The CyberCell database CCDB actually consists of 4 browsable databases as shown in Figure 1 below: 1) the main CyberCell database (CCDB - containing gene and protein information), 2) the 3D structure database (CC3D – containing information for structural proteomics), 3) the RNA database (CCRD – containing tRNA and rRNA information), and 4) the metabolite database (CCMD – containing metabolite information). Each of these databases is accessible through hyperlinked buttons located at the top of the CCDB homepage. All CCDB sub-databases are fully web enabled, permitting a wide variety of interactive browsing, search and display operations.

CyberCell Home Page

Figure 1. Screenshot of the CyberCell home page (http://redpoll.pharmacy.ualberta.ca/CCDB). The four browsable database links appear just below the CyberCell banner as CCDB (CyberCell database, containing gene and protein information), CC3D (3D structure database), CCRD (the RNA database), and CCMD (the metabolite database).

In addition to the usual data viewing and sorting features found in most databases, CCDB also offers a local BLAST search (against E. coli plus 4 other model organisms), a boolean text search, a chemical structure search utility and a relational data extraction tool. The data extraction utility allows users to select one or more data fields and to search for ranges, occurrences or partial occurrences of words, strings or numbers. The data extractor uses clickable web forms to easily construct complex SQL-like queries. For instance, using a few mouse clicks it is relatively simple to find "all occurrences of periplasmic proteins that are homologous to human proteins that have a molecular weight > 32 kD and a cysteine content less than 5%". The output from these queries is provided in multiple formats including an HTML table format, a circular chromosome applet view and a tab-delimited Excel format for subsequent downloading, analysis or graphical display.

So if you’re someone who routinely uses or studies E. coli or if you simply just want to learn more about microbes in general, check out the CCDB at http://redpoll.pharmacy.ualberta.ca/CCDB. For those of you who are interested in database development, you may also find that the CCDB offers a glimpse of what the next generation of bioinformatics databases will soon offer.



Chapter 10. GelScape

Contributed by Paul Stothard, Bioinformatician, Canadian Bioinformatics Help Desk, University of Alberta

Young N, Chang Z, Wishart DS. GelScape: a web-based server for interactively annotating, manipulating, comparing and archiving 1D and 2D gel images. Bioinformatics. 2004 Apr 12;20(6):976-8. Epub 2004 Feb 5 [PubMed] [PDF].

Do you run a lot of protein gels? Do you find yourself searching for gel images from your previous experiments, either for comparison purposes or when it is time to publish? Keeping track of gel images can be a daunting task. There is help however—a new web-based tool called GelScape. GelScape stores your images in a private database, and it allows you to add detailed annotations, so that the information needed for interpretation is always available (Figure 1).

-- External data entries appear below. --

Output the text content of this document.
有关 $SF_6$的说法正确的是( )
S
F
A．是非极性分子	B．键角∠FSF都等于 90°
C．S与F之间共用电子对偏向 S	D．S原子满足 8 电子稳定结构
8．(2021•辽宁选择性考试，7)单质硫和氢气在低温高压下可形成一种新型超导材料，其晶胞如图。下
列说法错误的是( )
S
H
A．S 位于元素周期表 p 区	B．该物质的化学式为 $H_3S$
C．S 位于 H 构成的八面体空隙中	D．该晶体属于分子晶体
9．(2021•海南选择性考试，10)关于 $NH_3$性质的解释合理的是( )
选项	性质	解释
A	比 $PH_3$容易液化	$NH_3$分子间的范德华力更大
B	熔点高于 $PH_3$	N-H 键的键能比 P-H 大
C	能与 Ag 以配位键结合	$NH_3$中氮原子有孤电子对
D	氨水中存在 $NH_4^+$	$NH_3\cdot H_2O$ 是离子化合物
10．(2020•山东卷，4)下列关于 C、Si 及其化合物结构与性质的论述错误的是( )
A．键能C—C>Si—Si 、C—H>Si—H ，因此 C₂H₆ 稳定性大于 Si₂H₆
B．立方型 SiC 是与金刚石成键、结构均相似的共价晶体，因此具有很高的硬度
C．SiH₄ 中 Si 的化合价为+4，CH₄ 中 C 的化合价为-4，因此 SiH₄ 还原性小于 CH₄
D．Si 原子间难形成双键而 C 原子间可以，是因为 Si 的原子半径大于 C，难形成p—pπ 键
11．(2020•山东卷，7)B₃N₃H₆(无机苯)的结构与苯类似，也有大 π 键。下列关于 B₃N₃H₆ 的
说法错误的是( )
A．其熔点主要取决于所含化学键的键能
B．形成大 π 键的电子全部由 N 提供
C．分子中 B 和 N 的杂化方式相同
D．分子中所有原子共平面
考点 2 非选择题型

But the most exciting feature of GelScape is that it permits accurate gel comparisons, through image morphing, annotation transfers, and image overlays. GelScape can be used online at http://www.gelscape.ualberta.ca/, or it can be installed and run locally. Because it is written in Java, GelScape can run on any current computer with a web browser. The price is right too--it's completely free! Commercial products with similar features typically cost between $3000 and $5000. Additional information, including a GelScape tutorial, is available at the above website.

GelScape Screen Shot

Figure 1. GelScape's Annotate&View Mode. This mode allows the end user to annotate and view spots on a gel. In the above 2D gel image, the ATP5B spot is selected, as indicated by the green cross in the left pane, and annotation about this spot (protein name, spot label, Swiss-Prot/GenBank ID, spot volume, organism, cellular location, MW, comments) appears in the right pane.